Il s'agissait pour lui de se penser sur la manière de vivre cela jusqu'à 80 ans, et il est apparu évident que c'était 'sans y penser', car le fait d'y penser redonne à l'acte une présence au présent. Il a donc souhaiter traiter du thème de la transmission.

Il a souhaité dire qu'on peut vivre avec, mais qu'un jour, on peut décider de " jouer " officiellement son rôle, en s'accusant du crime. C'est une manière pour le personnage de Suzanne Flon de s'accomplir dans sa vraie nature. Pour Nathalie Baye c'est aussi une façon de dire qu'elle ne veut pas que sa nièce vive la même chose. Chabrol, lui, pense que c'est plutôt l'inverse, qu'elle souhaite que sa nièce vive la même chose, sachant qu'elle n'est pas cette fois-ci seule, mais qu'elle est entourée.

Il y a deux menaces dans le film, mais elles ont toutes les deux la même valeur. D'une part l'arrivée du tract (et de son porteur). D'autre part l'arrivée du mari à la fin. Toutes deux se font vues de dos, dans le jardin d'hiver.

Si l'on suppose que c'est l'absence de sentiment de culpabilité des personnages dans le film qui en fait des bourgeois " d'une effrayante normalité ", il rajoute que depuis 1792, c'est la bourgeoisie qui dirige, que le système fonctionne pour elle (y compris dans ses arrangements), et que peu à peu tous les garde-fou disparaissent avec le temps (la morale, la religion…), laissant place au vide d'ici quelques dizaine d'années.

La notion de révolution lui paraît amusante, car il est difficile de faire la révolution contre les révolutionnaires eux mêmes. La remise en question fait donc partie des faux-semblants : se remettre en question et continuer sur le même chemin est assez ironique. Il est pour lui intéressant d'observer le goût du pouvoir, de l'avoir, de la continuité, chez les bourgeois.

Quand quelqu'un lui demande s'il juge le monde au travers de ses personnages, il répond que non. Que " personne ne naît juge ", et que même Eric De Montgolfier, procureur " qui s'élève carrément ", avoue que la justice est toute relative.

Pour Nathalie Baye, sa vision de la politique est assez juste. Le politique est presque fatalement caricatural. Quand son personnage arrive dans le HLM, elle n'y comprend rien, elle dit des choses à la fois maladroites et déplacées. Mais elle y met de la bonne volonté, il n'y a pas de méchanceté là derrière.

Concernant le choix des acteurs, Claude Chabrol a tout de suite pensé à Benoît Magimel, Nathalie Baye et Suzanne Flon. Il n'a pas cependant écrit spécifiquement pour eux, car cela risquerait de les enfermer dans un carcan. Pour les autres le choix était moins évident, y compris pour Thomas Chabrol. Mélanie Doutey, elle, ' a une tête de bordelaise étudiante en psychologie'.

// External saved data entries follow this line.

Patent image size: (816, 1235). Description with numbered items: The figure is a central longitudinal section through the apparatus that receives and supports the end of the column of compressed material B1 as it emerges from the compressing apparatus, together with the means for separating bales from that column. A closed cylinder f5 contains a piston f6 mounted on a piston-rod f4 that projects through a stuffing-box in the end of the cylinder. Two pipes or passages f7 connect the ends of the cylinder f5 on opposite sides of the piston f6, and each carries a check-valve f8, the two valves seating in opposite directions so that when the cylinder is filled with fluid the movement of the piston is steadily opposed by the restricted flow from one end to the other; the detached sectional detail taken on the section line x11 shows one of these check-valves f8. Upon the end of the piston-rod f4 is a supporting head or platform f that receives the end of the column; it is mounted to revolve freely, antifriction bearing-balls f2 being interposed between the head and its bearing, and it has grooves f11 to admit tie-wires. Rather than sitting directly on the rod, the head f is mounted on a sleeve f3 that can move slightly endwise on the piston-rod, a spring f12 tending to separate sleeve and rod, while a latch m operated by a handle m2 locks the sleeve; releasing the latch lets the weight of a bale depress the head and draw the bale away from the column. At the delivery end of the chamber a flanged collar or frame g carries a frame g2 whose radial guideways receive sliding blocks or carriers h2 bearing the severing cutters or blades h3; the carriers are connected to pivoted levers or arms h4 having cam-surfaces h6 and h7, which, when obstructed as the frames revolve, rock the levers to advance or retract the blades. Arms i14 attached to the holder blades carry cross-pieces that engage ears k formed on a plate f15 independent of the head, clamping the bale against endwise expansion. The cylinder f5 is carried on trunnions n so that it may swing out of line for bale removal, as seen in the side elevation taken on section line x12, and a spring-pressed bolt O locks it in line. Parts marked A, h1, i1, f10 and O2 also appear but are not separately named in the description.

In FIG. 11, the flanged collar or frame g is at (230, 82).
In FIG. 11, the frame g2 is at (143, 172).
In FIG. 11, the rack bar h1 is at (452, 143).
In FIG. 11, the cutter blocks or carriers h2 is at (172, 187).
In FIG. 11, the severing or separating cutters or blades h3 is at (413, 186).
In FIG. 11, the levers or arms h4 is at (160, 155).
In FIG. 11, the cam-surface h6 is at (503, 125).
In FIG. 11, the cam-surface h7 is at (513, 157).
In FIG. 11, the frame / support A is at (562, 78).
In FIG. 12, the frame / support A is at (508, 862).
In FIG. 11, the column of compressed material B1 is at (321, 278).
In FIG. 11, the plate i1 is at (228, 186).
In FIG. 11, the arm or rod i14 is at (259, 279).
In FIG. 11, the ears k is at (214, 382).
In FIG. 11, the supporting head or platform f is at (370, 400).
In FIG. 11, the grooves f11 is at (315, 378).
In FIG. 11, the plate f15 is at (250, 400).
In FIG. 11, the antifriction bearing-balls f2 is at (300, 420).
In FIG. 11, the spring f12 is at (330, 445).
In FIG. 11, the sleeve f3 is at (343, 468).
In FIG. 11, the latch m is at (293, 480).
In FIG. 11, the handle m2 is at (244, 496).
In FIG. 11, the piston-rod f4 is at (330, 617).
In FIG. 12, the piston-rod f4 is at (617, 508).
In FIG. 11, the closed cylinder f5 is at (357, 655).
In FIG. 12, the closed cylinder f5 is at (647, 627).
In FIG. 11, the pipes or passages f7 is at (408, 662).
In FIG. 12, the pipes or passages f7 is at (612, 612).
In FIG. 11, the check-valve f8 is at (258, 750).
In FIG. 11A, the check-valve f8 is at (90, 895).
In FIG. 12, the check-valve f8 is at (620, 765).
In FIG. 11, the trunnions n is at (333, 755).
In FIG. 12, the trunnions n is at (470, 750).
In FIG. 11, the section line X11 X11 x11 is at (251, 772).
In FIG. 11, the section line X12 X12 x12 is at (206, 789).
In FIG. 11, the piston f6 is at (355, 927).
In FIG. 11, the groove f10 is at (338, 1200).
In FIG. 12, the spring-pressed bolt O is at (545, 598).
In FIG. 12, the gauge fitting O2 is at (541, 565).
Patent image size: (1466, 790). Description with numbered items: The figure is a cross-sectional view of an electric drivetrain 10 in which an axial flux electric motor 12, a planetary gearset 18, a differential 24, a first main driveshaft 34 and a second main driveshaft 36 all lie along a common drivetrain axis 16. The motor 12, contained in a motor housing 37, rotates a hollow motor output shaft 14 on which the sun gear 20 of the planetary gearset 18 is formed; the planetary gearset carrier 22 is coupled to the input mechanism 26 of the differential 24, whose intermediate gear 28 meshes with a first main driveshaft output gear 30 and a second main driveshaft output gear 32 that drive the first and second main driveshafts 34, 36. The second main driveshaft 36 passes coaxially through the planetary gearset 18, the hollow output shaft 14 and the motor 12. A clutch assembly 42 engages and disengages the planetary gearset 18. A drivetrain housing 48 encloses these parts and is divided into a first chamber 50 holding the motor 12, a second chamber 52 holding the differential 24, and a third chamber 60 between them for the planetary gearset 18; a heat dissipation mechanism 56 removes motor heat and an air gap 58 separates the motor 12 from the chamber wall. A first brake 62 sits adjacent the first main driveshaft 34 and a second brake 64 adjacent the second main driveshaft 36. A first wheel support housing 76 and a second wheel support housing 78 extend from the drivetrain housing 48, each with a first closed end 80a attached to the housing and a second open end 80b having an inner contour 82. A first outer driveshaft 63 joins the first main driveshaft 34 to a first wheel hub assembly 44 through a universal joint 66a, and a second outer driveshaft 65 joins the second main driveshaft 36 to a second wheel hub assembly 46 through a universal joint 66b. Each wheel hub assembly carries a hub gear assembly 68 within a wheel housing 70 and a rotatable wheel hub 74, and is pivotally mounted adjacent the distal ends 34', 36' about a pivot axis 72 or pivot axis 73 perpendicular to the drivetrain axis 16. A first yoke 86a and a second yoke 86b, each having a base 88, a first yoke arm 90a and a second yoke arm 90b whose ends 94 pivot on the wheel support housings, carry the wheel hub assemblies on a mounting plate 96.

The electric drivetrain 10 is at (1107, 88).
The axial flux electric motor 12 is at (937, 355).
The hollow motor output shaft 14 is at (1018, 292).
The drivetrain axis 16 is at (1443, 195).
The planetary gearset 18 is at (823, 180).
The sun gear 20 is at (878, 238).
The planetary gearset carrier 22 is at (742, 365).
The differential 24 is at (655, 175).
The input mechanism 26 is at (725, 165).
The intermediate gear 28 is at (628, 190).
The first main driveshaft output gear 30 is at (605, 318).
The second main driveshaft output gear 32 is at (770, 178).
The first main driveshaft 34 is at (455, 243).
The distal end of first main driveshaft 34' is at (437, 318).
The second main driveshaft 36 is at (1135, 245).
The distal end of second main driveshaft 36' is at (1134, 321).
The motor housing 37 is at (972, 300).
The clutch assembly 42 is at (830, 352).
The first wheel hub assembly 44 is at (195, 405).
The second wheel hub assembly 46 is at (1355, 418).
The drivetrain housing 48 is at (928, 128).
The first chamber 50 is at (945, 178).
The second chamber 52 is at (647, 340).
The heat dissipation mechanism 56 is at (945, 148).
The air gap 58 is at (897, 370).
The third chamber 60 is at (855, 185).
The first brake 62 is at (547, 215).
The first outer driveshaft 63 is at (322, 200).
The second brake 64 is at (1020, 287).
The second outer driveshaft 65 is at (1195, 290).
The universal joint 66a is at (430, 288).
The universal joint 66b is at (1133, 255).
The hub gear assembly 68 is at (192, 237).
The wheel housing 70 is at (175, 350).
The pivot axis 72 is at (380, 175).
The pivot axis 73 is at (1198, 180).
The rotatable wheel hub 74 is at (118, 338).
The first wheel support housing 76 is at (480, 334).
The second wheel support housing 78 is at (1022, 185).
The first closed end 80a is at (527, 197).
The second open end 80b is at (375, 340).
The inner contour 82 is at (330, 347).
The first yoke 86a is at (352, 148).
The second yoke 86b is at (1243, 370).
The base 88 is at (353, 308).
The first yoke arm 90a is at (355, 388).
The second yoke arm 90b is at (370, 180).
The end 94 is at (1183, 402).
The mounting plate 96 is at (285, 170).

Dans son texte, il avoue qu'il laisserait bien part à des propositions, mais que les acteurs n'en font pas. Il est cependant bien évident pour lui que lorsqu'une phrase pose problème, qu'un acteur n'arrive vraiment pas à la dire, on la change, car 'elle n'est pas écrite pour être dite'.

Nathalie Baye a tout de suite aimé le scénario, le personnage de femme politique l'amusait, la touchait, même si elle a un côté insupportable, elle s'agite avant tout pour garder la tête hors de l'eau. Si elle s'arrête, elle tombe. En définitive, elle va au combat avec de la vaillance.

Benoît Magimel avait lui aussi un grand désir de travailler avec Claude Chabrol, mais il trouvait son personnage un peu passif, les femmes ayant généralement le beau rôle dans son cinéma. Son personnage, qui revient à la maison, est plutôt en position de sondage, puis il s'intègre, les choses vont d'elles mêmes, il se laisse guider jusqu'à reprendre la place du père. Il maîtrise très bien l'hypocrisie. Son père par exemple, n'a jamais compris qu'il ne l'aimait pas.

Enfin, s'exprimant sur le titre, Claude Chabrol conclue avec humour, affirmant que les deux mots ont déjà fait leurs preuves ensemble, et que le problème était de rester modeste. Il a donc 'enlevé la multiplicité'.